À la suite de cet épisode, monsieur le secrétaire d'État, votre prédécesseur, Frédéric Cuvillier, a constitué un groupe de travail autour de Martine Bonny, inspectrice générale de l’écologie et du développement durable et ancienne présidente du directoire des grands ports maritimes de Rouen et de Dunkerque.
Ce groupe de travail a largement consulté les acteurs du monde portuaire et a fourni un rapport d’une grande qualité, proposant une série de modifications dans le code des transports. Le texte qui nous a été transmis par l’Assemblée nationale traduit fidèlement ces propositions.
La commission de l’aménagement du territoire et du développement durable est favorable au toilettage qui vise à « décorréler » la priorité d’emploi et la présence de dockers intermittents sur une place portuaire, puisque ceux-ci sont en voie de disparition.

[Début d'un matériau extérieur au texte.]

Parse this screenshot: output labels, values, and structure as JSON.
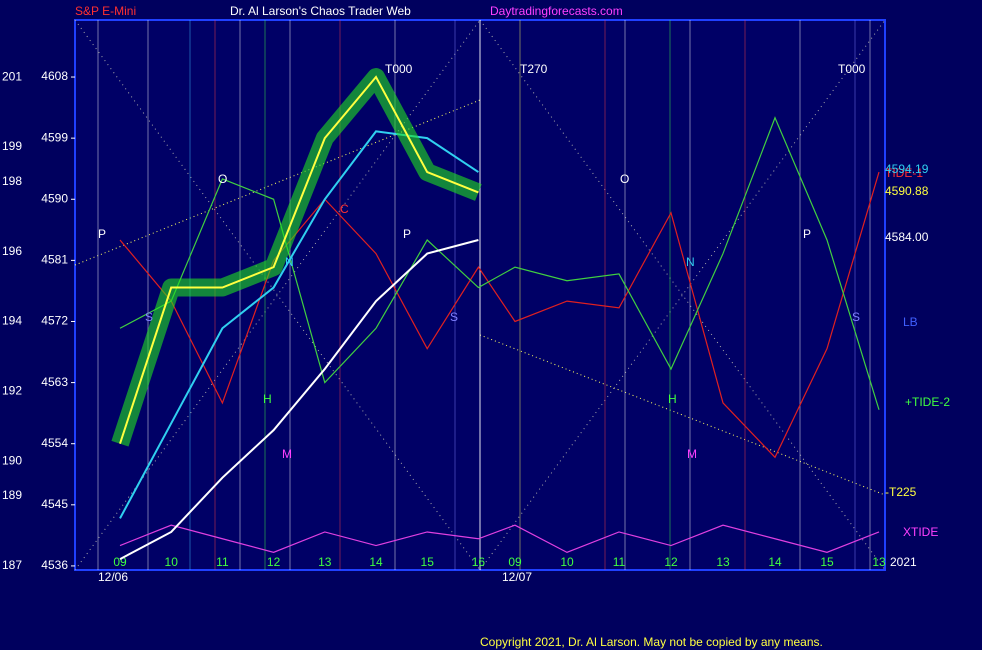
{
  "chart_data": {
    "type": "line",
    "title": "Dr. Al Larson's Chaos Trader Web",
    "subtitle": "S&P E-Mini",
    "site": "Daytradingforecasts.com",
    "copyright": "Copyright 2021, Dr. Al Larson. May not be copied by any means.",
    "categories": [
      "09",
      "10",
      "11",
      "12",
      "13",
      "14",
      "15",
      "16",
      "09",
      "10",
      "11",
      "12",
      "13",
      "14",
      "15",
      "13"
    ],
    "dates": [
      "12/06",
      "12/07"
    ],
    "year": "2021",
    "ylim": [
      4535.4,
      4616.4
    ],
    "yticks": [
      4536,
      4545,
      4554,
      4563,
      4572,
      4581,
      4590,
      4599,
      4608
    ],
    "y2lim": [
      186.88,
      202.64
    ],
    "y2ticks": [
      187,
      189,
      190,
      192,
      194,
      196,
      198,
      199,
      201
    ],
    "series": [
      {
        "name": "TIDE-1",
        "color": "#e02020",
        "values": [
          4584,
          4575,
          4560,
          4581,
          4590,
          4582,
          4568,
          4580,
          4572,
          4575,
          4574,
          4588,
          4560,
          4552,
          4568,
          4594
        ]
      },
      {
        "name": "+TIDE-2",
        "color": "#40d040",
        "values": [
          4571,
          4575,
          4593,
          4590,
          4563,
          4571,
          4584,
          4577,
          4580,
          4578,
          4579,
          4565,
          4582,
          4602,
          4584,
          4559
        ]
      },
      {
        "name": "XTIDE",
        "color": "#e040e0",
        "values": [
          4539,
          4542,
          4540,
          4538,
          4541,
          4539,
          4541,
          4540,
          4542,
          4538,
          4541,
          4539,
          4542,
          4540,
          4538,
          4541
        ]
      },
      {
        "name": "4584.00",
        "color": "#ffffff",
        "values": [
          4537,
          4541,
          4549,
          4556,
          4565,
          4575,
          4582,
          4584,
          null,
          null,
          null,
          null,
          null,
          null,
          null,
          null
        ]
      },
      {
        "name": "4594.19",
        "color": "#30d0f0",
        "values": [
          4543,
          4557,
          4571,
          4577,
          4590,
          4600,
          4599,
          4594,
          null,
          null,
          null,
          null,
          null,
          null,
          null,
          null
        ]
      },
      {
        "name": "4590.88",
        "color": "#ffff40",
        "values": [
          4554,
          4577,
          4577,
          4580,
          4599,
          4608,
          4594,
          4591,
          null,
          null,
          null,
          null,
          null,
          null,
          null,
          null
        ]
      }
    ],
    "annotations": [
      "T000",
      "T270",
      "T000",
      "-T225",
      "LB",
      "P",
      "O",
      "S",
      "N",
      "H",
      "M",
      "C",
      "P",
      "O",
      "S",
      "N",
      "H",
      "M",
      "P",
      "S"
    ]
  }
}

Il est indispensable de lever l’ambiguïté juridique qui est à l’origine de l’affaire de Port-la-Nouvelle, tous les acteurs en sont conscients.
Toutefois, cette proposition de loi ne s’arrête pas là. Chacun s’accorde à dire qu’il ne faut pas perturber les pratiques existantes, qui varient d’une place portuaire à l’autre. Nos ports ont avant tout besoin de stabilité et de fiabilité. D’ailleurs, leur activité s’améliore peu à peu depuis 2011 et la mise en œuvre de la réforme de 2008, grâce à la forte baisse de la conflictualité sociale. Or, alors que tout le monde revendique le statu quo, cette proposition de loi va dans la direction inverse !

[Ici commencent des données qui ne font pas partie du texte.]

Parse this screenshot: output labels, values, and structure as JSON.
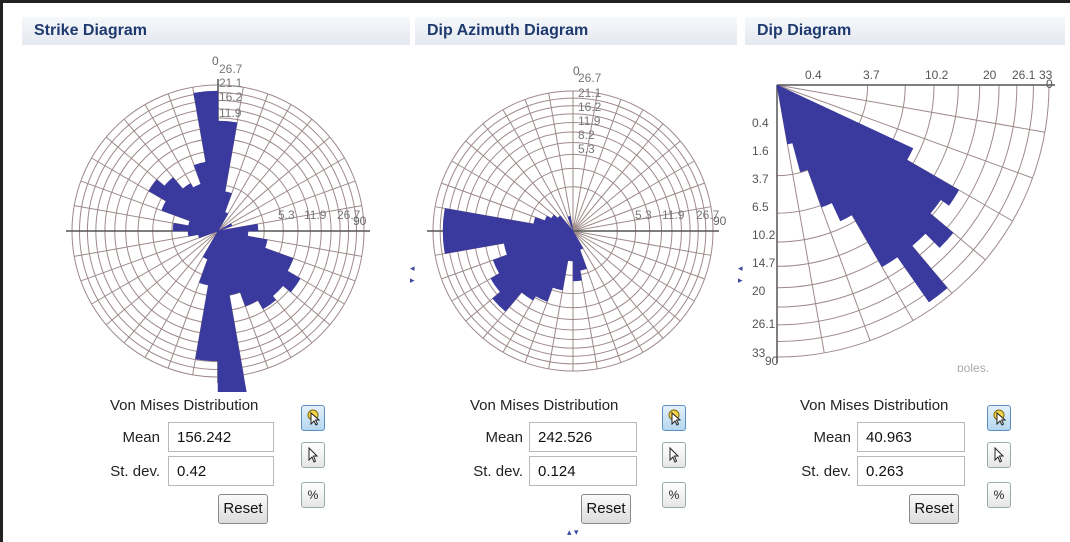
{
  "panels": [
    {
      "title": "Strike Diagram",
      "dist_label": "Von Mises Distribution",
      "mean_label": "Mean",
      "mean_value": "156.242",
      "std_label": "St. dev.",
      "std_value": "0.42",
      "reset_label": "Reset",
      "percent_label": "%",
      "axis_labels": {
        "top": "0",
        "right": "90"
      },
      "top_ticks": [
        "26.7",
        "21.1",
        "16.2",
        "11.9"
      ],
      "right_ticks": [
        "5.3",
        "11.9",
        "26.7"
      ]
    },
    {
      "title": "Dip Azimuth Diagram",
      "dist_label": "Von Mises Distribution",
      "mean_label": "Mean",
      "mean_value": "242.526",
      "std_label": "St. dev.",
      "std_value": "0.124",
      "reset_label": "Reset",
      "percent_label": "%",
      "axis_labels": {
        "top": "0",
        "right": "90"
      },
      "top_ticks": [
        "26.7",
        "21.1",
        "16.2",
        "11.9",
        "8.2",
        "5.3"
      ],
      "right_ticks": [
        "5.3",
        "11.9",
        "26.7"
      ]
    },
    {
      "title": "Dip Diagram",
      "dist_label": "Von Mises Distribution",
      "mean_label": "Mean",
      "mean_value": "40.963",
      "std_label": "St. dev.",
      "std_value": "0.263",
      "reset_label": "Reset",
      "percent_label": "%",
      "top_ticks": [
        "0.4",
        "3.7",
        "10.2",
        "20",
        "26.1",
        "33"
      ],
      "left_ticks": [
        "0.4",
        "1.6",
        "3.7",
        "6.5",
        "10.2",
        "14.7",
        "20",
        "26.1",
        "33"
      ],
      "corner_right": "0",
      "corner_bottom": "90",
      "partial_text": "poles."
    }
  ],
  "colors": {
    "petal": "#3a3a9e",
    "grid": "#9e8a8a",
    "header_text": "#1e3a6e"
  },
  "icons": [
    "select-icon",
    "pointer-icon",
    "percent-icon"
  ]
}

En effet, l’affaire de Port-la-Nouvelle sert de prétexte à la modification d’autres points de la réforme Le Drian de 1992, ce qui me paraît au mieux inutilement précipité, au pis dangereux. Le point névralgique du texte est l’article 6, qui vise à clarifier le périmètre de la priorité d’emploi des ouvriers dockers. La définition de ce périmètre est un sujet extrêmement sensible : d’un côté, les dockers sont attachés à leur pré carré, qui leur apporte une certaine garantie d’emploi, de l’autre, les entreprises peuvent être tentées d’avoir recours à une main-d’œuvre moins onéreuse.

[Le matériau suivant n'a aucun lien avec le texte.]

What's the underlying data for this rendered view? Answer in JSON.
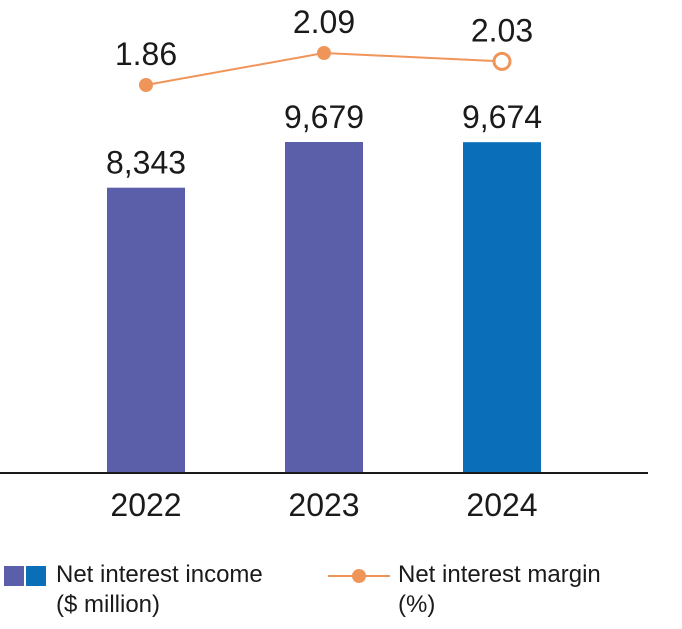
{
  "chart_data": {
    "type": "bar",
    "categories": [
      "2022",
      "2023",
      "2024"
    ],
    "series": [
      {
        "name": "Net interest income ($ million)",
        "type": "bar",
        "values": [
          8343,
          9679,
          9674
        ],
        "labels": [
          "8,343",
          "9,679",
          "9,674"
        ],
        "colors": [
          "#5b5ea8",
          "#5b5ea8",
          "#0a6fb8"
        ]
      },
      {
        "name": "Net interest margin (%)",
        "type": "line",
        "values": [
          1.86,
          2.09,
          2.03
        ],
        "labels": [
          "1.86",
          "2.09",
          "2.03"
        ],
        "color": "#f0955a",
        "hollow_last_marker": true
      }
    ],
    "ylim": [
      0,
      9679
    ]
  },
  "legend": {
    "income_line1": "Net interest income",
    "income_line2": "($ million)",
    "margin_line1": "Net interest margin",
    "margin_line2": "(%)",
    "swatch_colors": [
      "#5b5ea8",
      "#0a6fb8"
    ],
    "margin_color": "#f0955a"
  }
}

À l’heure actuelle, des équilibres ont été trouvés dans chaque port. Pourquoi perturber un cadre juridique, certes probablement imparfait, mais qui a le mérite de fonctionner ? De surcroît, selon nous, les améliorations proposées ne suppriment pas ces imperfections, mais les repoussent dans le détail et dans la technique juridique.
J’en veux pour preuve que, de l’aveu même de plusieurs défenseurs de cette proposition de loi, personne ne sait réellement comment s’appliquera concrètement la charte nationale qui est proposée.
Celle-ci risque de faire fuir tout investisseur privé : beaucoup d’industriels et de porteurs de projets ne comprennent pas l’obligation de devoir négocier avec un syndicat avant même d’envisager une implantation industrielle. Pourtant, nos ports ont réellement besoin d’investissements privés, que la réforme Bussereau de 2008 visait d’ailleurs précisément à encourager.
Quant aux termes de « première amenée ou reprise », présents dans le projet de décret d’application de l’article 6, ils ne font l’objet d’aucune définition normative précise : que se passera-t-il lorsque la première amenée sera effectuée depuis le quai par voie automatique jusque dans le hangar, par exemple par le moyen d’un tapis roulant pour du vrac solide ? Faudra-t-il faire prioritairement appel à un ouvrier docker pour réceptionner les marchandises dans le hangar ?
De même, comment traiter la situation d’un conteneur directement chargé du bateau sur le châssis d’un camion de transport ? Celui-ci devra-t-il être prioritairement conduit par un ouvrier docker ?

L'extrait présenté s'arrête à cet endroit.